Série Colégio Militar
Para os Meninos da Luz a Rosa era
diabolicamente bela, uma implacável provocadora, uma rapariga topo de gama, num
espaço sem concorrentes. Por isto esta história oferece várias portas de
entrada para um mundo de imaginação arrancado ao real e colado à pele colegial,
onde o tempo é só um. Quando uma se abriu, a lateral que dava acesso à primeira
e terceira companhias, saiu o Horrível, seguido do Peidão, do Gordini , do
Peida-Gorda e do Leitão. Como o 125 se auto-intitulava
um predador, sempre cheio de histórias fantásticas com fêmeas durante os
fins-de-semana, atirou:
- Patronilha, a tua mulher nem
com uma almofada na cabeça!
O vigilante poisou os discos de embraiagem da
sua Java, que tinha os mesmos centímetros cúbicos que o provocador, e estava
completamente desmontada no passeio, levantou-se e, a sorrir, deu o troco:
- É feia mas f… bem!
Risada geral, cumprimentos, e rumaram
em direção aos claustros, onde iriam ter “Estudos” com o Didi, levando nos bolsos
várias molas da bomba do vigilante Patronilha. Passou
por eles, em andamento acelerado, no seu soberbo Volvo azul, o engenheiro Grijó
sendo saudado efusivamente pelos seus alunos:
- Semita, espero que morras,
assim não tenho de ir estudar Física, - gritou o Minhoca, atirando-lhe um
limão, e escondendo-se atrás da sebe da Enfermaria.

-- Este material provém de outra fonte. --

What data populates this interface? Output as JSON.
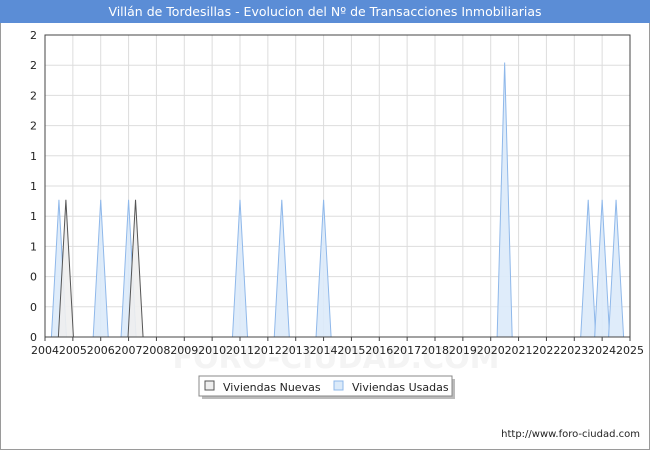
{
  "title": "Villán de Tordesillas - Evolucion del Nº de Transacciones Inmobiliarias",
  "watermark": "FORO-CIUDAD.COM",
  "source_url": "http://www.foro-ciudad.com",
  "colors": {
    "title_bg": "#5b8dd6",
    "nuevas_fill": "#eeeeee",
    "nuevas_stroke": "#555555",
    "usadas_fill": "#dbeaf9",
    "usadas_stroke": "#8fb8ea",
    "grid": "#dddddd"
  },
  "chart_data": {
    "type": "area",
    "x_ticks": [
      2004,
      2005,
      2006,
      2007,
      2008,
      2009,
      2010,
      2011,
      2012,
      2013,
      2014,
      2015,
      2016,
      2017,
      2018,
      2019,
      2020,
      2021,
      2022,
      2023,
      2024,
      2025
    ],
    "y_tick_labels": [
      "0",
      "0",
      "0",
      "1",
      "1",
      "1",
      "1",
      "2",
      "2",
      "2",
      "2"
    ],
    "ylim": [
      0,
      2.2
    ],
    "xlim": [
      2004,
      2025
    ],
    "grid": true,
    "legend_position": "bottom-center",
    "series": [
      {
        "name": "Viviendas Nuevas",
        "points": [
          [
            2004.75,
            1
          ],
          [
            2007.25,
            1
          ]
        ]
      },
      {
        "name": "Viviendas Usadas",
        "points": [
          [
            2004.5,
            1
          ],
          [
            2006.0,
            1
          ],
          [
            2007.0,
            1
          ],
          [
            2011.0,
            1
          ],
          [
            2012.5,
            1
          ],
          [
            2014.0,
            1
          ],
          [
            2020.5,
            2
          ],
          [
            2023.5,
            1
          ],
          [
            2024.0,
            1
          ],
          [
            2024.5,
            1
          ]
        ]
      }
    ]
  }
}
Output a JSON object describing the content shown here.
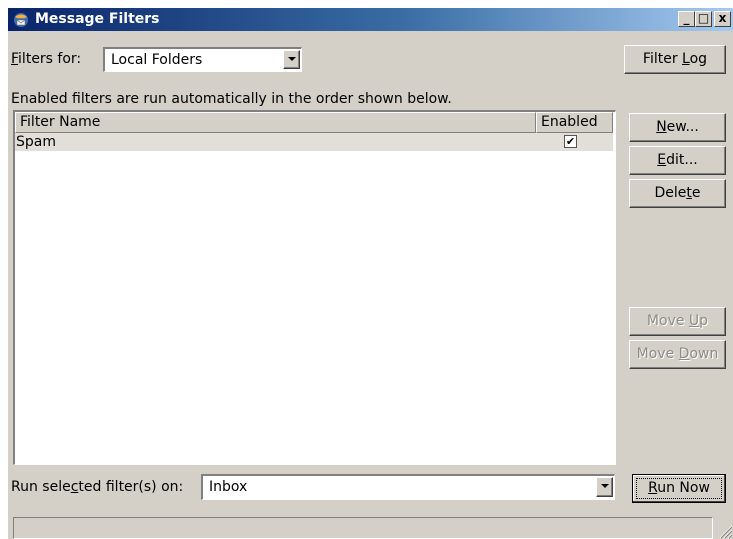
{
  "window": {
    "title": "Message Filters",
    "controls": {
      "minimize": "_",
      "maximize": "□",
      "close": "x"
    }
  },
  "filters_for": {
    "label_pre": "",
    "label_key": "F",
    "label_post": "ilters for:",
    "value": "Local Folders"
  },
  "buttons": {
    "filter_log": {
      "pre": "Filter ",
      "key": "L",
      "post": "og"
    },
    "new": {
      "pre": "",
      "key": "N",
      "post": "ew..."
    },
    "edit": {
      "pre": "",
      "key": "E",
      "post": "dit..."
    },
    "delete": {
      "pre": "Dele",
      "key": "t",
      "post": "e"
    },
    "move_up": {
      "pre": "Move ",
      "key": "U",
      "post": "p"
    },
    "move_down": {
      "pre": "Move ",
      "key": "D",
      "post": "own"
    },
    "run_now": {
      "pre": "",
      "key": "R",
      "post": "un Now"
    }
  },
  "info_text": "Enabled filters are run automatically in the order shown below.",
  "filter_list": {
    "columns": [
      "Filter Name",
      "Enabled"
    ],
    "rows": [
      {
        "name": "Spam",
        "enabled": true,
        "check_glyph": "✔"
      }
    ]
  },
  "run_on": {
    "label_pre": "Run sele",
    "label_key": "c",
    "label_post": "ted filter(s) on:",
    "value": "Inbox"
  },
  "colors": {
    "face": "#d4d0c8",
    "titlebar_start": "#0a246a",
    "titlebar_end": "#a6caf0",
    "selected_row": "#e2dfd9"
  },
  "icons": {
    "app": "thunderbird-icon",
    "dropdown": "chevron-down-icon",
    "grip": "resize-grip-icon"
  }
}
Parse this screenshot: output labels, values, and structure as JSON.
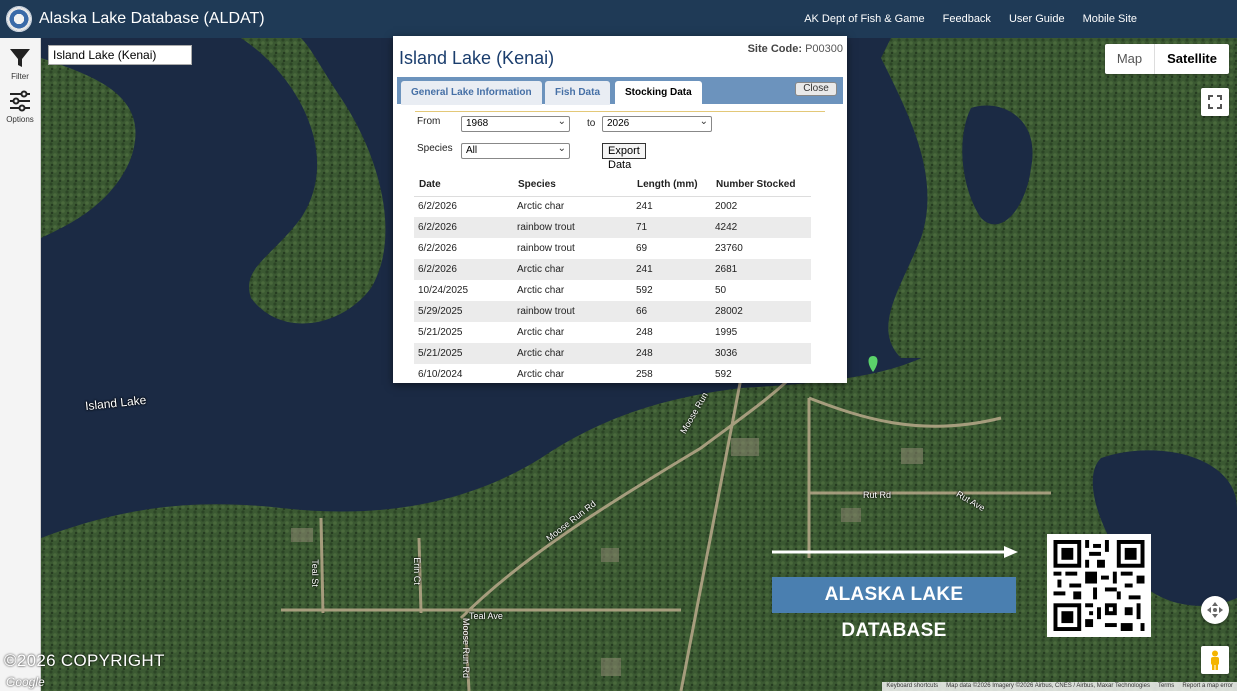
{
  "header": {
    "title": "Alaska Lake Database (ALDAT)",
    "links": [
      "AK Dept of Fish & Game",
      "Feedback",
      "User Guide",
      "Mobile Site"
    ]
  },
  "sidebar": {
    "filter_label": "Filter",
    "options_label": "Options"
  },
  "search": {
    "value": "Island Lake (Kenai)"
  },
  "map": {
    "type_options": [
      "Map",
      "Satellite"
    ],
    "selected_type": "Satellite",
    "labels": {
      "island_lake": "Island Lake",
      "moose_run_rd_1": "Moose Run Rd",
      "moose_run_rd_2": "Moose Run",
      "moose_run_rd_3": "Moose Run Rd",
      "rut_rd": "Rut Rd",
      "rut_ave": "Rut Ave",
      "teal_ave": "Teal Ave",
      "teal_st": "Teal St",
      "erin_ct": "Erin Ct"
    },
    "copyright": "©2026 COPYRIGHT",
    "google": "Google",
    "attribution": [
      "Keyboard shortcuts",
      "Map data ©2026 Imagery ©2026 Airbus, CNES / Airbus, Maxar Technologies",
      "Terms",
      "Report a map error"
    ],
    "banner": "ALASKA LAKE DATABASE"
  },
  "dialog": {
    "title": "Island Lake (Kenai)",
    "site_code_label": "Site Code:",
    "site_code": "P00300",
    "tabs": [
      "General Lake Information",
      "Fish Data",
      "Stocking Data"
    ],
    "active_tab": "Stocking Data",
    "close_label": "Close",
    "filters": {
      "from_label": "From",
      "from_value": "1968",
      "to_label": "to",
      "to_value": "2026",
      "species_label": "Species",
      "species_value": "All",
      "export_label": "Export Data"
    },
    "table": {
      "headers": [
        "Date",
        "Species",
        "Length (mm)",
        "Number Stocked"
      ],
      "rows": [
        [
          "6/2/2026",
          "Arctic char",
          "241",
          "2002"
        ],
        [
          "6/2/2026",
          "rainbow trout",
          "71",
          "4242"
        ],
        [
          "6/2/2026",
          "rainbow trout",
          "69",
          "23760"
        ],
        [
          "6/2/2026",
          "Arctic char",
          "241",
          "2681"
        ],
        [
          "10/24/2025",
          "Arctic char",
          "592",
          "50"
        ],
        [
          "5/29/2025",
          "rainbow trout",
          "66",
          "28002"
        ],
        [
          "5/21/2025",
          "Arctic char",
          "248",
          "1995"
        ],
        [
          "5/21/2025",
          "Arctic char",
          "248",
          "3036"
        ],
        [
          "6/10/2024",
          "Arctic char",
          "258",
          "592"
        ]
      ]
    }
  },
  "colors": {
    "header_bg": "#1f3a56",
    "tab_bar": "#6c93bd",
    "banner_bg": "#4a7fb0",
    "water": "#1a2a44",
    "forest": "#3c5a34"
  }
}
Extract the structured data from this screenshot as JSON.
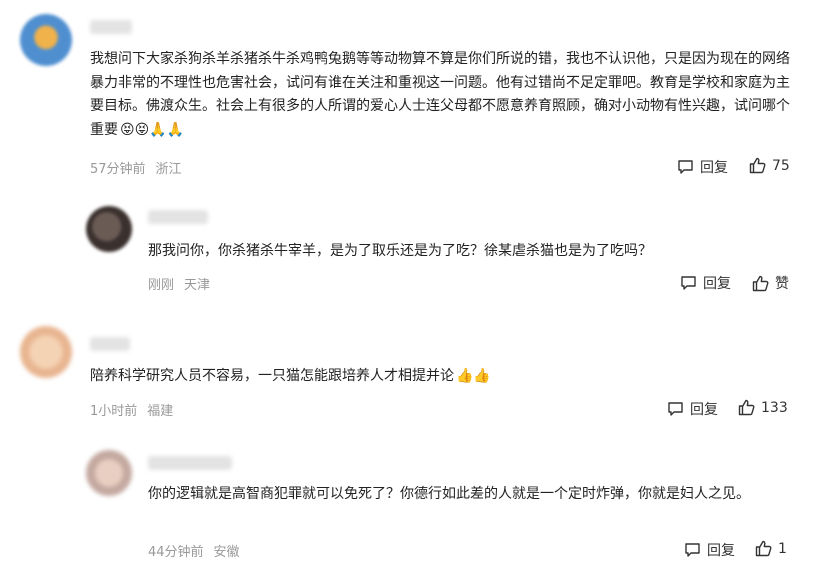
{
  "comments": [
    {
      "text": "我想问下大家杀狗杀羊杀猪杀牛杀鸡鸭兔鹅等等动物算不算是你们所说的错，我也不认识他，只是因为现在的网络暴力非常的不理性也危害社会，试问有谁在关注和重视这一问题。他有过错尚不足定罪吧。教育是学校和家庭为主要目标。佛渡众生。社会上有很多的人所谓的爱心人士连父母都不愿意养育照顾，确对小动物有性兴趣，试问哪个重要",
      "emojis": "😝😝🙏🙏",
      "time": "57分钟前",
      "location": "浙江",
      "reply_label": "回复",
      "like_count": "75"
    },
    {
      "text": "那我问你，你杀猪杀牛宰羊，是为了取乐还是为了吃？徐某虐杀猫也是为了吃吗？",
      "emojis": "",
      "time": "刚刚",
      "location": "天津",
      "reply_label": "回复",
      "like_count": "赞"
    },
    {
      "text": "陪养科学研究人员不容易，一只猫怎能跟培养人才相提并论",
      "emojis": "👍👍",
      "time": "1小时前",
      "location": "福建",
      "reply_label": "回复",
      "like_count": "133"
    },
    {
      "text": "你的逻辑就是高智商犯罪就可以免死了？你德行如此差的人就是一个定时炸弹，你就是妇人之见。",
      "emojis": "",
      "time": "44分钟前",
      "location": "安徽",
      "reply_label": "回复",
      "like_count": "1"
    }
  ],
  "colors": {
    "meta": "#999999",
    "text": "#222222",
    "background": "#ffffff"
  }
}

Mas como a perícia do 280 não era muito famosa,
o citrino esborrachou-se num vidro da janela da sala de leitura da terceira
companhia. Na outra ponta da parada, vindo do futuro, abriu-se com estrondo a porta de acesso à
segunda e terceiras companhias, e o Gordo saiu a correr com o caixote de lixo
na mão e colocou-o no meio da estrada, escondendo-se de seguida. Quando o À
Nora se preparava para mergulhar do
armário para a cama do Puto da Fisga, cujas molas já estavam dobradas pelas
bombas de outros, ouviu o chiar do carro do professor de Química e viu o
contentor a espreitar pelas janelas. A porta da sala de música abriu-se com
estrondo e o Escalope saiu a correr, perseguido por um Carioca em fúria
decidido a fazer-lhe a folha. Nessa altura já os colegas apreciavam um estranho
Ford Escort com o emblema das “Operações Especiais”.
- Amarelo?? – Interrogou-se o
Horrível, o maior macho da Luz e dos arredores
Na última formatura a Terceira
Companhia foi surpreendida com uma queixa insólita de um graduado:
- Alguém esteve a fumar na minha
cama, e queimou o lençol, - gritou, com os óculos embaciados e boca a espumar. –
Dou um minuto ao responsável para se acusar !
E porque quando havia
“contradições” estas eram resolvidas com uma Firmeza, o Comandante da Companhia
ordenou:
- Cócoras, - gritou o Mula. –
Quem é que queimou a manta do Coirão?
Nada, o impasse manteve-se, como
já estava previsto. Para que o espetáculo fosse convincente, houve necessidade
de uns biqueiros, e outros mimos já habituais.
- Ninguém se acusa? Então vão ter
que pagar o prejuízo, - sinal de que a tradição do “Um por Todos, Todos por Um”
era muitas vezes confundida com outras tradições.
E como os gestos já estavam automatizados,
cada graduado de uma estrela voltou o barrete ao contrário e recolheu o “donativo”
na fila respetiva.
A festa acabou cedo, porque o
tenente Frade, o proprietário do carro amarelo, estava de oficial de dia, e não
era muito adepto destas actividades nocturnas. E estava garantido que no dia
seguinte o som da corneta do toque da alvorada era trocado pela voz sensual da
Janis Joplin, que causava modificações nas cabecinhas estremunhadas dos Meninos
da Luz. As ideias de reforma permanente e de tradição não são incompatíveis: há
as verdadeiras e falsas reformas, como há verdadeiras e falsas tradições e,
sobretudo, muita ignorância da História.